Toronto, ON — Ontario residents could end up paying some of the highest costs for electricity in the developing world because providing wind and solar energy will cost about 40% more than government estimates, according to a new study.
Ratepayers should expect their electricity bills to rise by 65% by 2015 and 141% by 2030 – substantially more than current government predictions of 46% and 100%, the study found.
The average residential user’s annual bill, which currently stands at $1,700, will exceed $2,800 by 2015 and be over $4,100 by 2030, it predicts.
Certain costs weren’t included in the government’s estimates, such as inflation, transmitting electricity to the provincial grid from wind and solar facilities and backup generation for potential disruptions, the study found.
Those higher costs would erode the competitiveness of businesses in Ontario and pose challenges for low-income households, said University of Guelph professor and agricultural economist Glenn Fox, who co-authored the study with retired banker Parker Gallant.
Bills could climb even higher because the study didn’t include other potential costs, such as possible cost overruns as the province refurbishes its nuclear fleet.
The study said it found a number of omitted costs that weren’t included in Ontario’s long-term energy plan, which was released last year by the governing Liberals. The plan underestimates the capital costs of wind turbines, for example, and fails to attach any individual dollar values to specific transmission projects to put renewable energy projects on the provincial grid, the study said.
The plan also lowballs the costs of backing up renewable energy with natural gas-fired plants when the wind isn’t blowing and the sun isn’t shining, saying it will cost $1.8 billion when it will likely be closer to $9.6 billion.
Energy Minister Brad Duguid called the study “bogus,” saying it’s full of technical errors and incorrect assumptions.
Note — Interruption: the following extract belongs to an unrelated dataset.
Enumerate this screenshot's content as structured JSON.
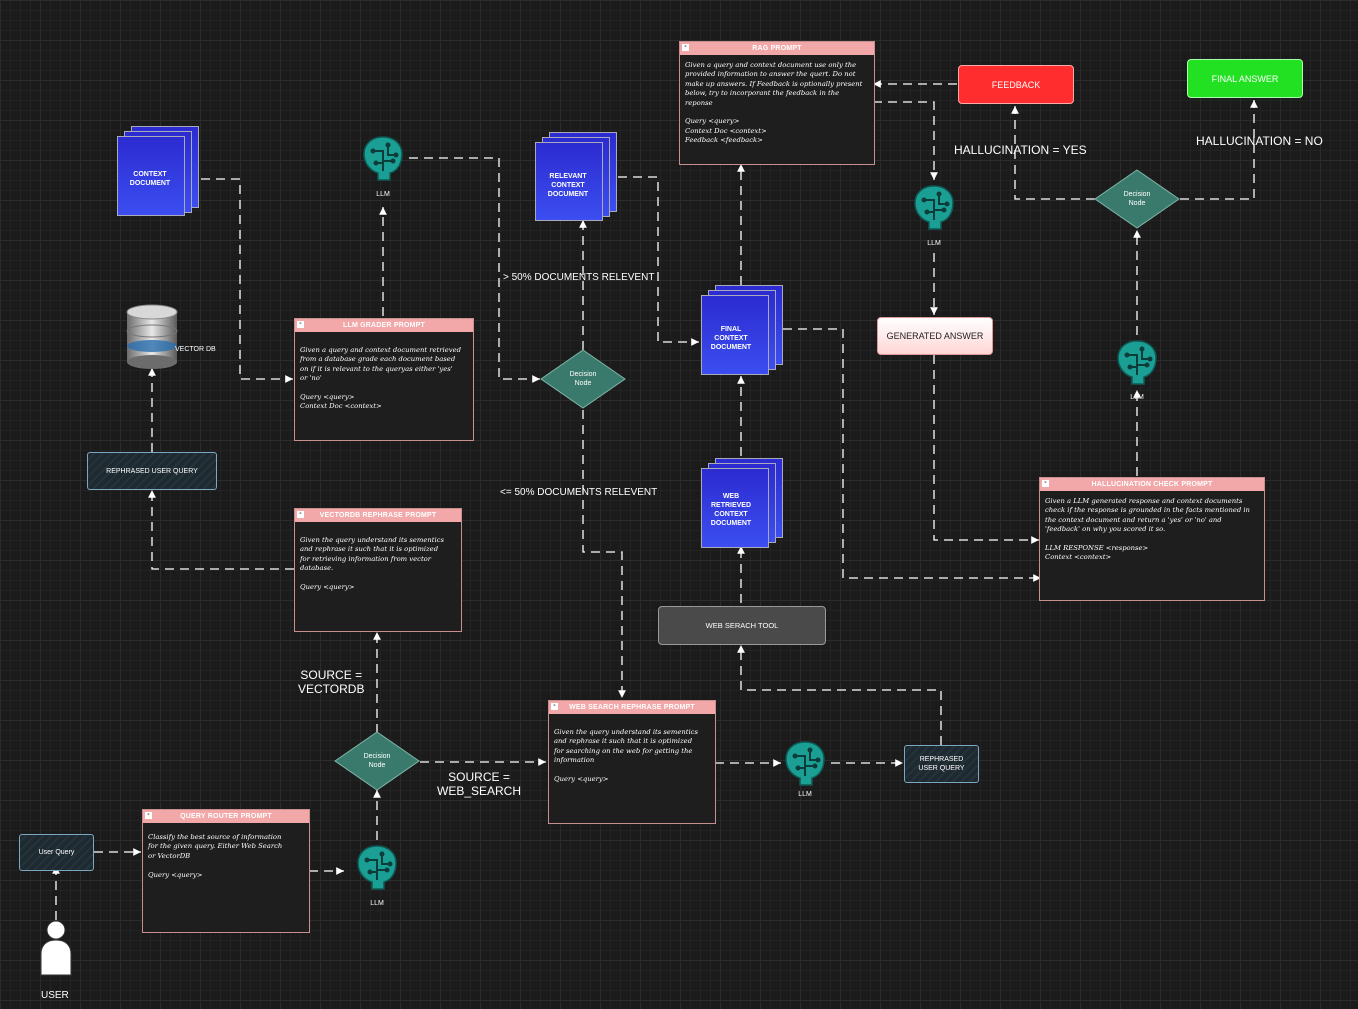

He also took aim at its authors, saying Gallant is known for opposing renewable power.
“It’s not an honest study,” Duguid said.
“There are a number of areas in there that they’ve miscalculated _ probably deliberately – but certainly the conclusions they’ve reached are simply incorrect and bogus.”
Gallant said he started examining the energy sector after receiving an “ugly” electricity bill, but stands by the study’s findings.
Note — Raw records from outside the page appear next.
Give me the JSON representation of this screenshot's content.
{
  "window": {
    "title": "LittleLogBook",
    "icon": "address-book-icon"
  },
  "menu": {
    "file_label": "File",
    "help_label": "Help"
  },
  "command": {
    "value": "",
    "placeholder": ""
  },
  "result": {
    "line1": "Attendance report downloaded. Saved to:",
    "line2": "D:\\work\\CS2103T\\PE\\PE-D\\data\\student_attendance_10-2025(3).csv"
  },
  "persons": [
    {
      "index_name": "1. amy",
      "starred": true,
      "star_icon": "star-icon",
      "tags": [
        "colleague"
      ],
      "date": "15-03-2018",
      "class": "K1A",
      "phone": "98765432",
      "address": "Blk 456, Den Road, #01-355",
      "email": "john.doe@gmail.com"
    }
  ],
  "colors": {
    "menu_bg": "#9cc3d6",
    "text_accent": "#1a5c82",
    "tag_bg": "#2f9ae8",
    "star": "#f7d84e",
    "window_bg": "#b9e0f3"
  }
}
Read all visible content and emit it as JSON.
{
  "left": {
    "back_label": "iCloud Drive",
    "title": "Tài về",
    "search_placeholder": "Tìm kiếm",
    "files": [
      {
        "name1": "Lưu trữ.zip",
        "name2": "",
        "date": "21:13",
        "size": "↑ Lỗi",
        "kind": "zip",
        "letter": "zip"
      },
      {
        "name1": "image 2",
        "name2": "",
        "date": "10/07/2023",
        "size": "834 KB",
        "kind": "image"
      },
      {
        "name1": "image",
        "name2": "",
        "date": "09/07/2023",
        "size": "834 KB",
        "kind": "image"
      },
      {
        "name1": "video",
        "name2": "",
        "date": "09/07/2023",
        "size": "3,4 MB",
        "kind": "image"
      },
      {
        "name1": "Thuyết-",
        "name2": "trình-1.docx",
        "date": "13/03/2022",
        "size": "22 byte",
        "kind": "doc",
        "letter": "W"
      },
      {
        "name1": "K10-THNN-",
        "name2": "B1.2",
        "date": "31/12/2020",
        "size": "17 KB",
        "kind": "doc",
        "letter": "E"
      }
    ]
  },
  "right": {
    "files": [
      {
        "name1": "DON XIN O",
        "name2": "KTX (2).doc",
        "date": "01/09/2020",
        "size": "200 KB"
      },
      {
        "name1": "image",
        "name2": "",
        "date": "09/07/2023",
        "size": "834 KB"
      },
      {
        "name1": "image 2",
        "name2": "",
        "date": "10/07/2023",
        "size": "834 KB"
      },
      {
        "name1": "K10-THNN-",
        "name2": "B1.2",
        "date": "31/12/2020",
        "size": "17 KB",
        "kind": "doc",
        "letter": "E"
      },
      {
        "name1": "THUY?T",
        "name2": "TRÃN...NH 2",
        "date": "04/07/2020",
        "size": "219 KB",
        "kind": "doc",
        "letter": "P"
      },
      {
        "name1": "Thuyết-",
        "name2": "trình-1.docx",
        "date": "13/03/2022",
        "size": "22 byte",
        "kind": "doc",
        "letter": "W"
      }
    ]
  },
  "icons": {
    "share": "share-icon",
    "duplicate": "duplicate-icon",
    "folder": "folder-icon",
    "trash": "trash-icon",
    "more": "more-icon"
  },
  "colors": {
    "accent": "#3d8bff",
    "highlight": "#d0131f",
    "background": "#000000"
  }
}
And rates are going up. The Ontario Energy Board announced Oct. 17 that residents using smart meters will see their bills increase 1.8% starting in November, representing an extra $2.11 on the “electricity” line.
Gallant and Fox’s study also concluded that the government’s push for green energy is affecting the province’s finances as well.
Due to the costs of connecting renewables to the provincial grid, Hydro One has reduced its dividend payments to the province, affecting the government’s ability to reduce a provincial debt that currently stands at $230 billion.
Between 2004 and 2008, Hydro One’s average dividend payment to the province was 64 per cent of earnings. In the first nine months of 2010, it was down to less than five per cent, the study said.
Ontario Power Generation, which was excluded from wind and solar projects, will lose revenue because those projects are put at the front of the line when accessing the provincial grid, the study said.
That means it will take longer for OPG to repay the stranded debt that was created when the former Ontario Hydro was split into three different entities, it said.
One of the largest hidden costs involves local distribution companies, who can apply for a rate increase if their revenues deteriorate due to energy conservation efforts and “the shortfall will be charged to ratepayers,” the study said.